My mother’s first job was in Crawford’s shop in Castledawson, and that is where she learned, among other things, how to wrap a tidy parcel in brown paper and string. As she had learned to bake and sew by watching my grandmother, so she watched Jim Crawford skillfully wrap parcels for the customers. Soon she was expertly preparing packages of sweets and biscuits for those who wanted to send a taste of home to relatives across the water, Mrs. O’Connor, whose daughter was in England; Jim Crawford himself had devised a way to tie newspapers with string so they could be easily mailed to relatives far away in Australia. I imagine one such newspaper will be making its way to me soon – my mother believes she still has the knack for it. She is quick to remind me that all this wrapping and knot-tying was long before there was any such thing as Sellotape (Scotch Tape) so sometimes she would use a seal wax over the knotted string.

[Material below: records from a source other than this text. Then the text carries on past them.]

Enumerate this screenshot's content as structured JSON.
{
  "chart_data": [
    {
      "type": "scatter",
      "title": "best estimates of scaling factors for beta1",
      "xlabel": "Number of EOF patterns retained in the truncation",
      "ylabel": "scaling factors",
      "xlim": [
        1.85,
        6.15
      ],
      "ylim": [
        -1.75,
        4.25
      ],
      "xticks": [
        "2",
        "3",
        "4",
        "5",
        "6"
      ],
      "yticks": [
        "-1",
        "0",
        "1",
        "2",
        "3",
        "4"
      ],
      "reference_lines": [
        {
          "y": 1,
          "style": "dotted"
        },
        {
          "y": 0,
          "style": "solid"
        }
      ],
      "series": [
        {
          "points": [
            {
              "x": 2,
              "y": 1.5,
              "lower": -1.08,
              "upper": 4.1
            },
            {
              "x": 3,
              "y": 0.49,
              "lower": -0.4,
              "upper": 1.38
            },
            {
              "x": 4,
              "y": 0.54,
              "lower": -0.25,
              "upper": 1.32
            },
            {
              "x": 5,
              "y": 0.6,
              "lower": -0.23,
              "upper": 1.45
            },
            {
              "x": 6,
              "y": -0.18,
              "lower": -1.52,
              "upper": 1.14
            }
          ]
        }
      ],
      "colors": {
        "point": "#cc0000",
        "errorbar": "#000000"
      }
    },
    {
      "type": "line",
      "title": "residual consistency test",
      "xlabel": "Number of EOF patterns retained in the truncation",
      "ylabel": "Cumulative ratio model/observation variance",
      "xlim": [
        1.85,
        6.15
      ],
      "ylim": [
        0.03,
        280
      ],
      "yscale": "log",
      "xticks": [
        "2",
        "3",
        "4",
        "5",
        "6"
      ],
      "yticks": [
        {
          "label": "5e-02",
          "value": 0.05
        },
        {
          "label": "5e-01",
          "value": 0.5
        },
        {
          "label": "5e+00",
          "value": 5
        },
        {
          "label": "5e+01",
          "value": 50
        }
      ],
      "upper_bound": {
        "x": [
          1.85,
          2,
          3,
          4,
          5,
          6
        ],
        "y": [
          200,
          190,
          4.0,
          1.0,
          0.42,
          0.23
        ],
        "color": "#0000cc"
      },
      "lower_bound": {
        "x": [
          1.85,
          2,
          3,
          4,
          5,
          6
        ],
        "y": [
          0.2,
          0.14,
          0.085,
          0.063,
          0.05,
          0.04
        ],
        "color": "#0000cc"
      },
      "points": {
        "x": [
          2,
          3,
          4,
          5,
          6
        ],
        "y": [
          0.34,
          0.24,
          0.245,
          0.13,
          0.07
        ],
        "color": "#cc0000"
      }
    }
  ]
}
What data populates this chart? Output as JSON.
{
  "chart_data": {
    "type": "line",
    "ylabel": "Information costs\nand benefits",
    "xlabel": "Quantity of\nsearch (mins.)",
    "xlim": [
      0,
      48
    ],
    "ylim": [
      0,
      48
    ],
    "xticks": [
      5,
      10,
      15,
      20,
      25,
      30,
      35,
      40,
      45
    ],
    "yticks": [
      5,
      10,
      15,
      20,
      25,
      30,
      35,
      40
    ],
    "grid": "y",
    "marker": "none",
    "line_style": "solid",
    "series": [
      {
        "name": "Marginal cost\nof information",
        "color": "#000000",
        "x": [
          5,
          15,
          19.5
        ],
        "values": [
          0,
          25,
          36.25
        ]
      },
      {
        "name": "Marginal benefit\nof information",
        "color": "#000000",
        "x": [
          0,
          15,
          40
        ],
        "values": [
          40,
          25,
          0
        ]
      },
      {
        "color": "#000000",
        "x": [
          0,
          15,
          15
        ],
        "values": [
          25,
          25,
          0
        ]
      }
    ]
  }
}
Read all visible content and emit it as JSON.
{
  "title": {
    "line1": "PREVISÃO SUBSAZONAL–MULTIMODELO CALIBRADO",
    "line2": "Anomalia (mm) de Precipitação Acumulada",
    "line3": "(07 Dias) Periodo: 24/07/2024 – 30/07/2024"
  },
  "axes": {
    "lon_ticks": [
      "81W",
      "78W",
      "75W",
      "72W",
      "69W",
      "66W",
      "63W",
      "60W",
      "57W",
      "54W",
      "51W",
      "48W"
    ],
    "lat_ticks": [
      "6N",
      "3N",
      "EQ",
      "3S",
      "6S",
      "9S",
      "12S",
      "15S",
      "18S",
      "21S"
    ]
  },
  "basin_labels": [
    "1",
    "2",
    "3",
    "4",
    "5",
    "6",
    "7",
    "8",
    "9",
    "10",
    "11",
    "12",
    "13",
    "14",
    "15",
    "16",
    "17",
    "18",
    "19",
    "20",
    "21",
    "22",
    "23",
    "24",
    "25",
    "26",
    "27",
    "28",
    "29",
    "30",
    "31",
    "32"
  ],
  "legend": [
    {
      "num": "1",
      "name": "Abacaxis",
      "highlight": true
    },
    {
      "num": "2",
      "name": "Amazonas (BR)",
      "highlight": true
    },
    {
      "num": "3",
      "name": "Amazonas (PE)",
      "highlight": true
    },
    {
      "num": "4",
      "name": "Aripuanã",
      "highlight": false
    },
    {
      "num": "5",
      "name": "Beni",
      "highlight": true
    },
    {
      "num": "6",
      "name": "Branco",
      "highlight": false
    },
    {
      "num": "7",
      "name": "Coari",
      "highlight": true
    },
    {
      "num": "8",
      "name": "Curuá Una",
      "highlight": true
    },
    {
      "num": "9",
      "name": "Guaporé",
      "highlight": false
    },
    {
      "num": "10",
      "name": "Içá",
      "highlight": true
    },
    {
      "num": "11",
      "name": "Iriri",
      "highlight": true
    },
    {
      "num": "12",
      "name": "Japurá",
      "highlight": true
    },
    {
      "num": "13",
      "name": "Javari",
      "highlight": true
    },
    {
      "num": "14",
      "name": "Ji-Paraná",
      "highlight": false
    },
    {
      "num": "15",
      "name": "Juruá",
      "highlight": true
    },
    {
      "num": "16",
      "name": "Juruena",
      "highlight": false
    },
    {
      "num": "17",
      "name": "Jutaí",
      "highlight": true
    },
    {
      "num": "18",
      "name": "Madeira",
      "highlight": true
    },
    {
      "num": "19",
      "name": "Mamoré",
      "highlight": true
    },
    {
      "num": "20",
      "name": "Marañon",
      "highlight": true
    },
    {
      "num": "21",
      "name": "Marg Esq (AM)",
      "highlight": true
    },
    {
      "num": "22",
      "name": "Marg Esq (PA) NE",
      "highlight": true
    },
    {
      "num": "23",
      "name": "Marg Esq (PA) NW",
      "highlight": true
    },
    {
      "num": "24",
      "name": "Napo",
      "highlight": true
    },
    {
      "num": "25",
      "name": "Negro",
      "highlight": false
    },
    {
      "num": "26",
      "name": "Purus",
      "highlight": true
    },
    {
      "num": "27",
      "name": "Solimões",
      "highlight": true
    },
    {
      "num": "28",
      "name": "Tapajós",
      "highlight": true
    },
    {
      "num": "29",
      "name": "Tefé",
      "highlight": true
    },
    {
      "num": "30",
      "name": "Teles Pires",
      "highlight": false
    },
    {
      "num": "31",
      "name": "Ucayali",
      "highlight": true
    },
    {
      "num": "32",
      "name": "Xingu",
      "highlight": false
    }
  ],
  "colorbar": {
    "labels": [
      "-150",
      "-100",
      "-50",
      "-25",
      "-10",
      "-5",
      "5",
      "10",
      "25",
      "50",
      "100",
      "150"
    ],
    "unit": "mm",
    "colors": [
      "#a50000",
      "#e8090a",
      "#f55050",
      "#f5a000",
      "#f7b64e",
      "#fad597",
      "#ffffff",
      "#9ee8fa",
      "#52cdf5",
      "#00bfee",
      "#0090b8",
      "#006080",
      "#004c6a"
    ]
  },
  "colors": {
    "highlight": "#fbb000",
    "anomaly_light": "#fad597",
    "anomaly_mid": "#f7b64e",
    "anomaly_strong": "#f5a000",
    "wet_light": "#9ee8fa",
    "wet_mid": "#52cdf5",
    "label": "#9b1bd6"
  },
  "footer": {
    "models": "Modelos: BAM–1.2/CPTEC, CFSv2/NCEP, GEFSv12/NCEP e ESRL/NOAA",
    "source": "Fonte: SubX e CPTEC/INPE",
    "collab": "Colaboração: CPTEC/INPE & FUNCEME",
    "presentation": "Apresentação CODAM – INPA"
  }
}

Years later, when my mother was home with us, one of her favorite jobs was “backing books.” By the first day of school in September, she had saved brown wrapping paper for this special task. Anyone from my part of the world will readily acknowledge that our teachers were very particular about the way our books were backed. There was definitely an art to it, and so naturally it fell under my mother’s bailiwick. She could barely wait for September when my brother and I would get our new school books for the year. I can still see her waiting in our kitchen in the house on the Dublin Road, brown paper and scissors ready. Each book she placed carefully in the middle of a sheet of brown paper, and with a few quick snips, folds, and tucks, she had it covered, ready for us to write our names on the front. I remember one September, because my mother was ill and in the hospital, I had taken it upon myself to back my new history textbook. Of course I couldn’t do it right. Like so many things, this was something my mother had made look so easy, but unlike my mother I had not learned by watching. It was impossible for me to get the brown paper neatly under the spine at both ends, so I gave up and went to school, book un-backed. For my sins, I was subjected to a memorably sarcastic tirade from a teacher who clearly cared not about the fact that my mother lay in the Royal Victoria Hospital in Belfast. She may as well have been on the other side of the world in those moments. Over thirty five years later, I can still feel the flush of embarrassment on my face. I have never forgotten or forgiven his lack of sensitivity. I am sad to report that I was reminded of it once more, just five months ago when a teacher was inexcusably cruel to my daughter – in front of her classmates and in spite of knowing that while he casually broke her spirit, her mother was recovering from cancer surgery.
Perhaps being good with one’s hands is somehow connected to being in good hands. Handled with care. A hand-wrapped parcel from Crawford’s shop was done right and with great care. There was heart and craft in it.